I believe Jesus really did heal people who were sick. And he really did raise people who were dead back to life. And I believe God is fully capable of rescuing and healing people who are sick today and He could end the current pandemic as I type these words or as you read them if He willed it. And we should pray for those things. James instructs us to pray for the healing of the sick (James 5:14). Jesus calls us to pray for God’s kingdom to come and plagues and pestilence and pandemics are not part of God’s kingdom.

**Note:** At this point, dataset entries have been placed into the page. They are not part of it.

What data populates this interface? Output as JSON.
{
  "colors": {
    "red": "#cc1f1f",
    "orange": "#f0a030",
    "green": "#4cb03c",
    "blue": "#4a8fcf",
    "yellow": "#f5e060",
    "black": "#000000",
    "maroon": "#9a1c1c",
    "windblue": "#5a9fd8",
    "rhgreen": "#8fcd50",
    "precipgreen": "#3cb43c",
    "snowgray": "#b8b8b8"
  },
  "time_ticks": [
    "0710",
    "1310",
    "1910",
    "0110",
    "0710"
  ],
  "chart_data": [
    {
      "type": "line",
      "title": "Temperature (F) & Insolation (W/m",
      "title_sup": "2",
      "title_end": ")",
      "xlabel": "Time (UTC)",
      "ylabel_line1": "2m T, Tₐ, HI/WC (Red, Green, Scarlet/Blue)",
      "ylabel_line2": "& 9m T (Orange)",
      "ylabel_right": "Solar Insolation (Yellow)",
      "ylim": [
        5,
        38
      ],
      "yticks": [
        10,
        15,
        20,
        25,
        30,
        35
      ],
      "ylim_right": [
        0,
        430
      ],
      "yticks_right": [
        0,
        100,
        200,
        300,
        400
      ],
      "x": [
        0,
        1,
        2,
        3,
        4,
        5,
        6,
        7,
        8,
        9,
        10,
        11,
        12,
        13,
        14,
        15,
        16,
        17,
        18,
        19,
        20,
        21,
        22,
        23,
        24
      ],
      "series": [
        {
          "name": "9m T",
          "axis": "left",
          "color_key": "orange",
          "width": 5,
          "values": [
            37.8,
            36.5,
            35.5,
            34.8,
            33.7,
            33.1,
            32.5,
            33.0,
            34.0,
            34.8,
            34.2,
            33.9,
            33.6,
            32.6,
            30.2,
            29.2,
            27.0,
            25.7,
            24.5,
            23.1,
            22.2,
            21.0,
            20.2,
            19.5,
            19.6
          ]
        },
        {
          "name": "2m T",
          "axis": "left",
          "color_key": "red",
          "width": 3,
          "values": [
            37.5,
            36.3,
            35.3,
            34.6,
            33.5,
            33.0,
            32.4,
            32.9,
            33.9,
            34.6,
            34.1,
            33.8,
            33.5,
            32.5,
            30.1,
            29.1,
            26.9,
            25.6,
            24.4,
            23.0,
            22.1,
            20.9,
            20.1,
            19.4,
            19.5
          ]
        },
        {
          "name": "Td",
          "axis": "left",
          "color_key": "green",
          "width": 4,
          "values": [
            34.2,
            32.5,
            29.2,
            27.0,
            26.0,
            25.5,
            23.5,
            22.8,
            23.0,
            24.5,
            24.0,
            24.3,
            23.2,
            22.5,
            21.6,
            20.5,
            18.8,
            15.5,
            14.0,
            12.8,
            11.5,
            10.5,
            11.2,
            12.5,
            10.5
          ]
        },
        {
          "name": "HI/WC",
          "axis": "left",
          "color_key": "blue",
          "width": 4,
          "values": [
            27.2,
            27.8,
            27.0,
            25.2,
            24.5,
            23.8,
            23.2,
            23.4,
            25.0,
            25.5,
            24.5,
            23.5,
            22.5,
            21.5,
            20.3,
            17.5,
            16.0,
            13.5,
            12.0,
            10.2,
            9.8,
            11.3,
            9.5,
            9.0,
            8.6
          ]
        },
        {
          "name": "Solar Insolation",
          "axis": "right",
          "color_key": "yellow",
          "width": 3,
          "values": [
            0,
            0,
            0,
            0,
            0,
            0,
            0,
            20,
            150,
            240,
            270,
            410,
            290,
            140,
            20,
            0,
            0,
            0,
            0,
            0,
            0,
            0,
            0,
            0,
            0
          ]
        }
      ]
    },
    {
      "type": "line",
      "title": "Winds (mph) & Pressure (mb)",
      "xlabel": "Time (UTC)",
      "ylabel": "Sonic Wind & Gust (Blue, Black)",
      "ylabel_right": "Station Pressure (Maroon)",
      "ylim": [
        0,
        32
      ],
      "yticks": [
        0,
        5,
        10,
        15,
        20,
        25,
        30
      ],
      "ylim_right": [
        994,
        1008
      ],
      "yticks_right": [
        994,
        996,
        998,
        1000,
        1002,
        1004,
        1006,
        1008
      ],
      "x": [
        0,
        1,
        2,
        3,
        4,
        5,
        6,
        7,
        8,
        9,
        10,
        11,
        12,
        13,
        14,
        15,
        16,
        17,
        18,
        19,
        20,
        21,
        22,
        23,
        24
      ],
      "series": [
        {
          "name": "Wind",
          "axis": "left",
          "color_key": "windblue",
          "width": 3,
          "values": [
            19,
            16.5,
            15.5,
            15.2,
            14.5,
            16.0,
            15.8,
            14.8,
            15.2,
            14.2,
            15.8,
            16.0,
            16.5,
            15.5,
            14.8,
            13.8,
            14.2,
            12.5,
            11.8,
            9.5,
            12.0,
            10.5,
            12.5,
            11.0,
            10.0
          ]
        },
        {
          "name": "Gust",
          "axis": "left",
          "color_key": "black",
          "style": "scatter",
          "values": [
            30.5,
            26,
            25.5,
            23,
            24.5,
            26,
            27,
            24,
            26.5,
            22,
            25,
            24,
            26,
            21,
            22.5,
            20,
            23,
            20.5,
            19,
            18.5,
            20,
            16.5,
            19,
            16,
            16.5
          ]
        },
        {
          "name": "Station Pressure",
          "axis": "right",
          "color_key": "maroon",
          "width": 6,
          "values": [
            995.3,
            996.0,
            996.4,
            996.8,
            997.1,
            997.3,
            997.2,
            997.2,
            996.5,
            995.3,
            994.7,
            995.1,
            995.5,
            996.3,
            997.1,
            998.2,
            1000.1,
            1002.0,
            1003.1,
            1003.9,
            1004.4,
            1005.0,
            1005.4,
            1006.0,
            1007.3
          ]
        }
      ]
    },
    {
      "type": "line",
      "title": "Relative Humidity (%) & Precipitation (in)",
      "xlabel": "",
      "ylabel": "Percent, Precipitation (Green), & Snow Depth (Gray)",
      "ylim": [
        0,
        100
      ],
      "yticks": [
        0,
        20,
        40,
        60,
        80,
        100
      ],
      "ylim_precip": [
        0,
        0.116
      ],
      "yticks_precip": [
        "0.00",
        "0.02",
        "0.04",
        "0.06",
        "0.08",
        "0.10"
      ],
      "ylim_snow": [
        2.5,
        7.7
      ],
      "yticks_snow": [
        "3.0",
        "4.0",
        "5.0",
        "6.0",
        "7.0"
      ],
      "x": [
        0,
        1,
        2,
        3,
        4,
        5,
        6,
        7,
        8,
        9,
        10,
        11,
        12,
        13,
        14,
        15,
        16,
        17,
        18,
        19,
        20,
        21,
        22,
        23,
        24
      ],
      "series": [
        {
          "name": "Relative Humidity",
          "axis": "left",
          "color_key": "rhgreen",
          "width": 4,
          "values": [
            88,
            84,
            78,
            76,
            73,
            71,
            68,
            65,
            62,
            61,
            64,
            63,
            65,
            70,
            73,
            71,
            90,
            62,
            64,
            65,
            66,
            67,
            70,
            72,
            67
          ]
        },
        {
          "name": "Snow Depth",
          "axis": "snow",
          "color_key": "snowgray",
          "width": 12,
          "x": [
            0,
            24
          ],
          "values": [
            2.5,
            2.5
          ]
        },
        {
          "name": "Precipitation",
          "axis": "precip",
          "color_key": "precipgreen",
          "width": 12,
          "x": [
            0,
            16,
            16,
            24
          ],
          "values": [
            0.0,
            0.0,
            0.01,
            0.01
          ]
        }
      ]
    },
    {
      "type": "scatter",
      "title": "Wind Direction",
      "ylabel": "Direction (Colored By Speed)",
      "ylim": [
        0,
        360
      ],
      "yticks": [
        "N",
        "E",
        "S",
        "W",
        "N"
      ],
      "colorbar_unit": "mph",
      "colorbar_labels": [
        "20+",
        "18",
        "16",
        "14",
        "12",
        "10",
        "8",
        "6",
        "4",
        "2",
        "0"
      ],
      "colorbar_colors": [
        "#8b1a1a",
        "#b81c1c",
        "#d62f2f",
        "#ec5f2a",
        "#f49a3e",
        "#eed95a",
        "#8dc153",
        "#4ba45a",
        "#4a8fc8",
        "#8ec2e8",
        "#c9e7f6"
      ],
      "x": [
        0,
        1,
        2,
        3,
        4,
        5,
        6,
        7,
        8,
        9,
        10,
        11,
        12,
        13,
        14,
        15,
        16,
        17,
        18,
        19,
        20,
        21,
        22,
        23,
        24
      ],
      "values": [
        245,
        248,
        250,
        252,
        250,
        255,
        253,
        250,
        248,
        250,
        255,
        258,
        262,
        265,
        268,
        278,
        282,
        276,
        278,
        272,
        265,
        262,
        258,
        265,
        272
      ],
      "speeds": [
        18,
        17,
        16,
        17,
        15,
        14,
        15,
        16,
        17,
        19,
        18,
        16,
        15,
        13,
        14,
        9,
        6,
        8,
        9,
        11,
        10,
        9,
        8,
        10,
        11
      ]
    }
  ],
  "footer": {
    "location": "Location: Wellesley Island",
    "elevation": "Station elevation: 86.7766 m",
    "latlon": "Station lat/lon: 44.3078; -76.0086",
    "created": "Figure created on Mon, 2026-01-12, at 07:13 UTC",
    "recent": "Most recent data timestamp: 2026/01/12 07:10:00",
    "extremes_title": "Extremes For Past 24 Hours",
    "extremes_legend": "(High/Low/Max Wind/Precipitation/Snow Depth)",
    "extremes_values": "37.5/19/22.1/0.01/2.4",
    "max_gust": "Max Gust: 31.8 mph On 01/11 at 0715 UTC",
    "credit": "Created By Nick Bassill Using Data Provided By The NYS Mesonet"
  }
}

I also know that followers of Jesus get sick and that COVID19, cancer, coronaries and all other contagions, contaminates and conditions do not discriminate. I know that suffering is an assumed part of the Christian life. So much so that Paul (Romans 5), Peter (1 Peter 1) and James (James 1) all describe suffering as one of the ways God is shaping us into people of compassion, endurance and hope.

I also know it is Passion Week and our elder brother Jesus was not spared great suffering. He suffered under Pontius Pilate, was crucified dead and buried. And no servant is greater than his master.

So what are we to make of Psalm 91? It is a beautiful Psalm. It is inspired Scripture. But, it is easy to either see it as naive hyperbole, far removed from reality, or to mishandle it and assume it promises what it does not truly promise.

Sheltering in the LORD

Many of us around the world are currently being called to shelter at home. For some that has been a surprisingly refreshing break from an all-too-chaotic lifestyle. For others sheltering at home has only intensified and clamped down pressure on broken relationships, loneliness, challenging children, and financial fragility. For many, home has never been a safe place. Lord, have mercy.

Psalm 91 invites us to a different kind of dwelling place. The Psalm begins “He who dwells in the shelter of the Most High will abide in the shadow of the Almighty.” Verse 9 repeats the same idea, “Because you have made the Lord your dwelling place – the Most High, who is my refuge, no evil shall befall you.” Where do you dwell? Home, we believe, is supposed to be our place of comfort, rest and safety. But, that can only be true if he Lord is our home.

What have we learned the last few weeks if not that every other house is made of cards? The distraction of busy lives, the strength of the market, our cultural tendency to sweep the sick and elderly and vulnerable under the rug lest we remember our own mortality, have all begun to wobble or have already toppled.